At the Cyclone Drilling offices in Gillette, Wyoming, brothers Patrick and Paul Hladky are arguing over who should to talk to the reporter. They laugh and trade barbs, finally settling on Patrick as a spokesman, but Paul continues to jump in anyways. They're in surprisingly good spirits, given that it has not been a very good month for them. Cyclone is one of the largest drillers in the state, but falling oil prices have forced them to start idling rigs. More than a quarter of the company’s rigs could be sidelined in 2015.

“I’d say that I’d feel fortunate if [a quarter] was all we see idling,” Paul Hladky said.

But they're less worried about that than you might expect. 

“When you’re in oil and gas you realize that there’s going to be highs and there’s going to be lows and you prepare yourself for the lows," Paul said. "If you’re not prepared, you’re not going to be in business very long.”

That’s a lesson states like Wyoming, North Dakota and Alaska have taken to heart. These days, they all have sizeable saving accounts for when prices drop, but a few decades ago, things were different. Author and journalist Samuel Western learned that at a party several years back, when someone told him that at one point in the 1970s, Wyoming had just $100 in its bank account.

“And I said, ‘that’s got to be apocryphal, that just can’t happen.

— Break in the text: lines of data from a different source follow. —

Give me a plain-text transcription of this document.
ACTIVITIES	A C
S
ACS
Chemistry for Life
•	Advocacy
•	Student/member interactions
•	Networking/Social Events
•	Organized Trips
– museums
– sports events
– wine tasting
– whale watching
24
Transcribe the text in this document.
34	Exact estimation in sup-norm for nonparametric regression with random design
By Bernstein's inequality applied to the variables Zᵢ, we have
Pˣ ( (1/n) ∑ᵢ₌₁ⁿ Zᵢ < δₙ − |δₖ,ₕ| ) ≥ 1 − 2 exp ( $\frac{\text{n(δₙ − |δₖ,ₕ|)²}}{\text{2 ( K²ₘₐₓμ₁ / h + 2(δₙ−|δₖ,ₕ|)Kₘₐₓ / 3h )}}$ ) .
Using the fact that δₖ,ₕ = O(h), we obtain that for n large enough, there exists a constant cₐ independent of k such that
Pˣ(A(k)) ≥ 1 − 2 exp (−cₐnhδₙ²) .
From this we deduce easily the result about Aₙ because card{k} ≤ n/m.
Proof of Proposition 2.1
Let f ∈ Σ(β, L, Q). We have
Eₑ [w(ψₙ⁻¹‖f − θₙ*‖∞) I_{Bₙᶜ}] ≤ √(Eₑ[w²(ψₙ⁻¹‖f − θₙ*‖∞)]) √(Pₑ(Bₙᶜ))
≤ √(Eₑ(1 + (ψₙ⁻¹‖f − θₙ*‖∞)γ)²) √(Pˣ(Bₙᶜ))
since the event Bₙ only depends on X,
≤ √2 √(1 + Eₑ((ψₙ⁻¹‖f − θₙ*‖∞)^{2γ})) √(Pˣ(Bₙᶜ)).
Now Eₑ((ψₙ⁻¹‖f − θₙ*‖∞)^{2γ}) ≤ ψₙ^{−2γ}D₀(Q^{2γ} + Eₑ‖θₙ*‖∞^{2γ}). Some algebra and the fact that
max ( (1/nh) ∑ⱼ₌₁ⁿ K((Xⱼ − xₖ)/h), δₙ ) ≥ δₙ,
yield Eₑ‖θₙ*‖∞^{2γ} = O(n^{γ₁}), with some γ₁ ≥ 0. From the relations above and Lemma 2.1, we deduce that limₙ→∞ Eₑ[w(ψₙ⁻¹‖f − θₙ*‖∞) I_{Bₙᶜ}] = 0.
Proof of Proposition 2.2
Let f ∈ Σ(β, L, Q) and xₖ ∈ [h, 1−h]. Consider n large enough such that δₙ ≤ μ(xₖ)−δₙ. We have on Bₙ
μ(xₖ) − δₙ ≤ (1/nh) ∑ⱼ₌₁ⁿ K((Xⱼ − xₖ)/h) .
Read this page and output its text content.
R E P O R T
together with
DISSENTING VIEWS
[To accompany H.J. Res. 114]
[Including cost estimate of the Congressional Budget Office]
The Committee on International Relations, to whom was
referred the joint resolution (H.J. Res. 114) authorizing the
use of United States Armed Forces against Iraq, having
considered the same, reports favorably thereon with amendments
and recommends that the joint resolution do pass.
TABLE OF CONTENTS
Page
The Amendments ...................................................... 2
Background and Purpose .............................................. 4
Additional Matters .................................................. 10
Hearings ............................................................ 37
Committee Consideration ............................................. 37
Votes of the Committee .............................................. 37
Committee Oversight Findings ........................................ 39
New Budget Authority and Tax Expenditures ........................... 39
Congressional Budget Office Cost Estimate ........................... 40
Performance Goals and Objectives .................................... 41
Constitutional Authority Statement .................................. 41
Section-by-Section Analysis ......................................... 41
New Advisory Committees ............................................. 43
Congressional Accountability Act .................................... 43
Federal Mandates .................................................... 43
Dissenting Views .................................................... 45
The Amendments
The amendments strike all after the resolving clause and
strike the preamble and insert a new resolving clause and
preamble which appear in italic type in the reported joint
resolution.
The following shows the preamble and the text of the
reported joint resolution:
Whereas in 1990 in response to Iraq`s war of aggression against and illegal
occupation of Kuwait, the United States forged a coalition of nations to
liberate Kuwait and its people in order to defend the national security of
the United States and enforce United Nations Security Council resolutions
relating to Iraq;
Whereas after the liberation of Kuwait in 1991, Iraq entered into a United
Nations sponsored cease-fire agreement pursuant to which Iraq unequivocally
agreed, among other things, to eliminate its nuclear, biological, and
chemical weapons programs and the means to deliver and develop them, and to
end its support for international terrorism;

And yet, when I interviewed former governor Stan Hathaway, it was not $100, it was $80 in the general fund. So I kind of said, ‘how could that possibly be with all our mineral resources?’"

What we are today is going not to be good enough for what we need to be tomorrow.

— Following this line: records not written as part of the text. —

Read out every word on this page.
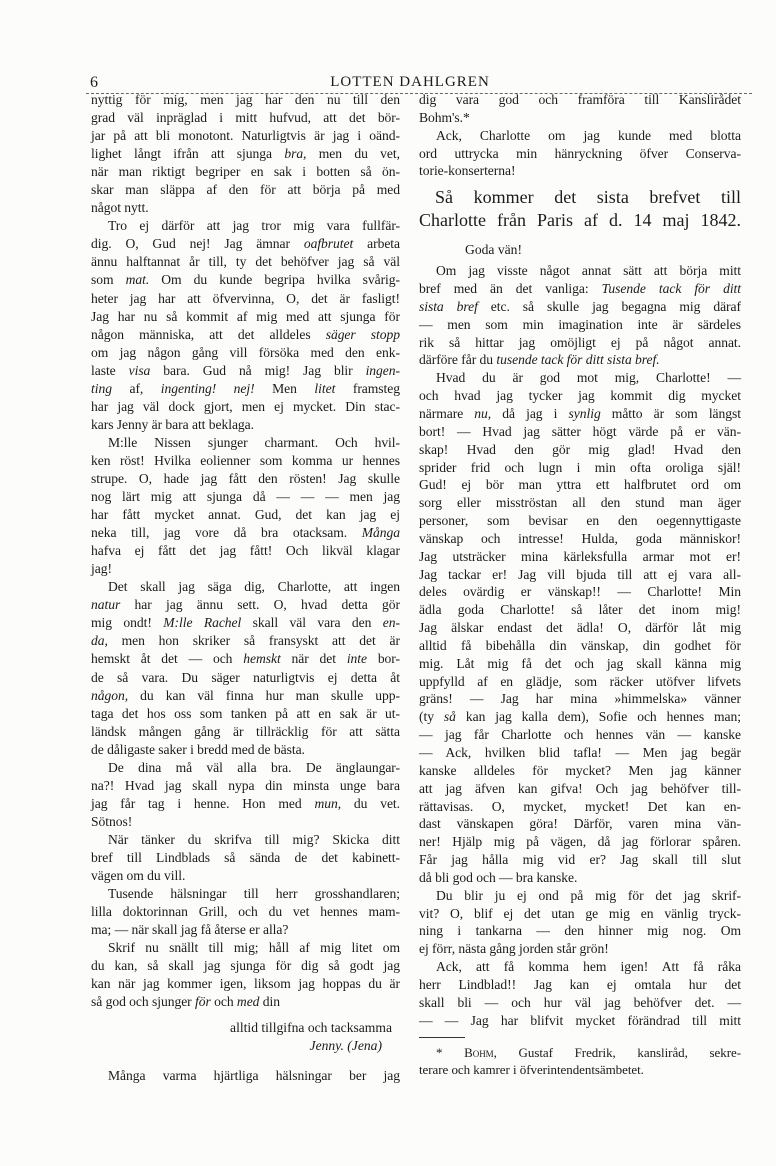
6	LOTTEN DAHLGREN
nyttig för mig, men jag har den nu till den
grad väl inpräglad i mitt hufvud, att det bör-
jar på att bli monotont. Naturligtvis är jag i oänd-
lighet långt ifrån att sjunga bra, men du vet,
när man riktigt begriper en sak i botten så ön-
skar man släppa af den för att börja på med
något nytt.
Tro ej därför att jag tror mig vara fullfär-
dig. O, Gud nej! Jag ämnar oafbrutet arbeta
ännu halftannat år till, ty det behöfver jag så väl
som mat. Om du kunde begripa hvilka svårig-
heter jag har att öfvervinna, O, det är fasligt!
Jag har nu så kommit af mig med att sjunga för
någon människa, att det alldeles säger stopp
om jag någon gång vill försöka med den enk-
laste visa bara. Gud nå mig! Jag blir ingen-
ting af, ingenting! nej! Men litet framsteg
har jag väl dock gjort, men ej mycket. Din stac-
kars Jenny är bara att beklaga.
M:lle Nissen sjunger charmant. Och hvil-
ken röst! Hvilka eolienner som komma ur hennes
strupe. O, hade jag fått den rösten! Jag skulle
nog lärt mig att sjunga då — — — men jag
har fått mycket annat. Gud, det kan jag ej
neka till, jag vore då bra otacksam. Många
hafva ej fått det jag fått! Och likväl klagar
jag!
Det skall jag säga dig, Charlotte, att ingen
natur har jag ännu sett. O, hvad detta gör
mig ondt! M:lle Rachel skall väl vara den en-
da, men hon skriker så fransyskt att det är
hemskt åt det — och hemskt när det inte bor-
de så vara. Du säger naturligtvis ej detta åt
någon, du kan väl finna hur man skulle upp-
taga det hos oss som tanken på att en sak är ut-
ländsk mången gång är tillräcklig för att sätta
de dåligaste saker i bredd med de bästa.
De dina må väl alla bra. De änglaungar-
na?! Hvad jag skall nypa din minsta unge bara
jag får tag i henne. Hon med mun, du vet.
Sötnos!
När tänker du skrifva till mig? Skicka ditt
bref till Lindblads så sända de det kabinett-
vägen om du vill.
Tusende hälsningar till herr grosshandlaren;
lilla doktorinnan Grill, och du vet hennes mam-
ma; — när skall jag få återse er alla?
Skrif nu snällt till mig; håll af mig litet om
du kan, så skall jag sjunga för dig så godt jag
kan när jag kommer igen, liksom jag hoppas du är
så god och sjunger för och med din
alltid tillgifna och tacksamma
Jenny. (Jena)
Många varma hjärtliga hälsningar ber jag
dig vara god och framföra till Kanslirådet
Bohm's.*
Ack, Charlotte om jag kunde med blotta
ord uttrycka min hänryckning öfver Conserva-
torie-konserterna!
Så kommer det sista brefvet till
Charlotte från Paris af d. 14 maj 1842.
Goda vän!
Om jag visste något annat sätt att börja mitt
bref med än det vanliga: Tusende tack för ditt
sista bref etc. så skulle jag begagna mig däraf
— men som min imagination inte är särdeles
rik så hittar jag omöjligt ej på något annat.
därföre får du tusende tack för ditt sista bref.
Hvad du är god mot mig, Charlotte! —
och hvad jag tycker jag kommit dig mycket
närmare nu, då jag i synlig måtto är som längst
bort! — Hvad jag sätter högt värde på er vän-
skap! Hvad den gör mig glad! Hvad den
sprider frid och lugn i min ofta oroliga själ!
Gud! ej bör man yttra ett halfbrutet ord om
sorg eller misströstan all den stund man äger
personer, som bevisar en den oegennyttigaste
vänskap och intresse! Hulda, goda människor!
Jag utsträcker mina kärleksfulla armar mot er!
Jag tackar er! Jag vill bjuda till att ej vara all-
deles ovärdig er vänskap!! — Charlotte! Min
ädla goda Charlotte! så låter det inom mig!
Jag älskar endast det ädla! O, därför låt mig
alltid få bibehålla din vänskap, din godhet för
mig. Låt mig få det och jag skall känna mig
uppfylld af en glädje, som räcker utöfver lifvets
gräns! — Jag har mina »himmelska» vänner
(ty så kan jag kalla dem), Sofie och hennes man;
— jag får Charlotte och hennes vän — kanske
— Ack, hvilken blid tafla! — Men jag begär
kanske alldeles för mycket? Men jag känner
att jag äfven kan gifva! Och jag behöfver till-
rättavisas. O, mycket, mycket! Det kan en-
dast vänskapen göra! Därför, varen mina vän-
ner! Hjälp mig på vägen, då jag förlorar spåren.
Får jag hålla mig vid er? Jag skall till slut
då bli god och — bra kanske.
Du blir ju ej ond på mig för det jag skrif-
vit? O, blif ej det utan ge mig en vänlig tryck-
ning i tankarna — den hinner mig nog. Om
ej förr, nästa gång jorden står grön!
Ack, att få komma hem igen! Att få råka
herr Lindblad!! Jag kan ej omtala hur det
skall bli — och hur väl jag behöfver det. —
— — Jag har blifvit mycket förändrad till mitt
* Bohm, Gustaf Fredrik, kansliråd, sekre-
terare och kamrer i öfverintendentsämbetet.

It was around that time that Wyoming started saving some of its mineral revenues, to even out the cycle. Western says those in power haven’t forgotten that history though, and the memory of it has shaped a survivalist mentality about the economy.

“You become a stasher, you want to hide your money in coffee cans -- and we still do that in Wyoming," he said. "We’re still afraid that we’re not just not going to have enough that we’re going to survive and that we won’t go back to those old days again.”

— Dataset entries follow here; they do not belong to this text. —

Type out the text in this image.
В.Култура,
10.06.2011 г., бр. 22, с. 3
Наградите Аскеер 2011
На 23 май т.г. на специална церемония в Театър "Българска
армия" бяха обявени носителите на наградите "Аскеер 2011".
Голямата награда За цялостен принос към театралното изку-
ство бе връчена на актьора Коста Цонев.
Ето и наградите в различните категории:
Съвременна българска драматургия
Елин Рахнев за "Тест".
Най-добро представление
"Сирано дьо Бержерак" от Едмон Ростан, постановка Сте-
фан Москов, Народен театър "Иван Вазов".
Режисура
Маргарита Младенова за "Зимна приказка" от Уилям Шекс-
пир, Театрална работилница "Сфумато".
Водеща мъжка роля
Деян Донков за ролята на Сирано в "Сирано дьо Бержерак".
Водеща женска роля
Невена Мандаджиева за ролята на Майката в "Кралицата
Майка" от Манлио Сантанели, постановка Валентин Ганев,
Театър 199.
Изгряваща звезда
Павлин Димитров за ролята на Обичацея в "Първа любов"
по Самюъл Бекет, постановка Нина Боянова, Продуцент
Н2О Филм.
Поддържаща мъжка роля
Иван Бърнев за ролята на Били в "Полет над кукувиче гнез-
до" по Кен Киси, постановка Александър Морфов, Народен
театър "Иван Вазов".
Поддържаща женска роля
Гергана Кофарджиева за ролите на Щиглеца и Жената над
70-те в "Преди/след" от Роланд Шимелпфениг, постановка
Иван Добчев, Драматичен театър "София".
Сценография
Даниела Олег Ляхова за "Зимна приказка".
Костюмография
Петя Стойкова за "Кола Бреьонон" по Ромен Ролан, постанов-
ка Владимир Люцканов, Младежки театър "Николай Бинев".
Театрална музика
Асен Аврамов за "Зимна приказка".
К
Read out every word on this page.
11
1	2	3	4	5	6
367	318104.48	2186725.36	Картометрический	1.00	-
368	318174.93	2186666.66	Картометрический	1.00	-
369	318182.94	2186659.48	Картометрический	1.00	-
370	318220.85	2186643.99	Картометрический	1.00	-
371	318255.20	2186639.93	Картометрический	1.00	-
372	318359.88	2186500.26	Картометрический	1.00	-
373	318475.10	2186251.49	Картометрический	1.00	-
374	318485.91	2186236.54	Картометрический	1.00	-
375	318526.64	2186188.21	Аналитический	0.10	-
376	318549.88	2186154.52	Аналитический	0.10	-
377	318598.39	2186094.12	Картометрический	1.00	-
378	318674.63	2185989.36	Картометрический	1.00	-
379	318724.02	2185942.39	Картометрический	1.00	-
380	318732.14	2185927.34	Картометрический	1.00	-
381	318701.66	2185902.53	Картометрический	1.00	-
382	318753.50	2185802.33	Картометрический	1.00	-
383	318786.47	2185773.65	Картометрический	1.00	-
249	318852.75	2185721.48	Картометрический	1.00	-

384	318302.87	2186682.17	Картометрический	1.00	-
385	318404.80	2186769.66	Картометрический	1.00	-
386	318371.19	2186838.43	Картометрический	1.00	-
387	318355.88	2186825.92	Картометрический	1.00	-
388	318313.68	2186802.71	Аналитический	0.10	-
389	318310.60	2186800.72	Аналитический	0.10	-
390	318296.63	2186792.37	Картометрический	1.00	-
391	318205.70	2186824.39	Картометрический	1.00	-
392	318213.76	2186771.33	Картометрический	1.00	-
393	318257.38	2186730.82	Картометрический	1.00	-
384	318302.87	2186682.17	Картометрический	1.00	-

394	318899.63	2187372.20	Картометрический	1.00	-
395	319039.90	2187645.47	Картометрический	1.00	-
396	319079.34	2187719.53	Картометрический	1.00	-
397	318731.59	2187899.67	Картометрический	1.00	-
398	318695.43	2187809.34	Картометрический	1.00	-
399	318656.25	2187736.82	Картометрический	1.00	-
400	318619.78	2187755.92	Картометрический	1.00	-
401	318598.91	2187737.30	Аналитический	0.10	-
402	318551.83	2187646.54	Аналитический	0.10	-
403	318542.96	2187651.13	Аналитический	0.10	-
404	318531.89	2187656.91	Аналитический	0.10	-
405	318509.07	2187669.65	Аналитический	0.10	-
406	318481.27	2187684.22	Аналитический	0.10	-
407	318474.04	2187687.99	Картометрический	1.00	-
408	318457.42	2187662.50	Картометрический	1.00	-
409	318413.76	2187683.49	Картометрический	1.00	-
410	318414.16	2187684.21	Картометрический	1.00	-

In Western's view, all that stashing just hides the underlying problem — namely, that the economy of the state runs on one thing: minerals. He argues that getting out of the cycle takes more than saving and points to Texas, which back in the 1980s was almost as dependent on mineral wealth as Wyoming is today.

“They’ve [done] exactly what I would hope society would do. Take revenues, oil revenues, and then build societies and industries and business that are not related to energy,” Western said.

It's not just Texas that’s diversified and become less dependent on minerals. Stephen Brown is an economist at the University of Nevada who has studied the impact of oil prices on state economies. His analysis shows that virtually every state has become less dependent on mineral revenues since the oil crash of the 1980s.

“What we’re seeing is that states are becoming more and more alike and less driven by these boom and bust cycles,” Brown said.

But a few states still stand out for their reliance on mineral wealth — Alaska and Wyoming being at the top of the list. Bill Schilling, the president of the Wyoming Business Alliance, wishes that would change. His organization has its roots in the coal industry and he says the energy industry has been great for the state, helping pay for everything from roads to new schools.  But he also thinks the state needs to diversify.

“There are some clouds on the horizon,” he said.

Diversification is a tricky thing though and everyone interviewed for this story had a different excuse for why Wyoming hasn’t managed that trick yet, along with a different strategy for getting there. Most agree though that in states like Texas and Colorado, investing heavily in education helped.

“We need people who can be programmers, we need people who can build things, we need manufacturing. I mean, we need all of those things,” Schilling said. And he sees Wyoming heading down that path, albeit slowly. Schilling points to the Hathaway Scholarship and the expansion of the University’s business school as positive developments, but says more of that is needed.

“What we are today is going not to be good enough for what we need to be tomorrow,” he said.

With Wyoming's main economic drivers — coal, oil and natural gas — all in a slump,  tomorrow may be here sooner rather than later.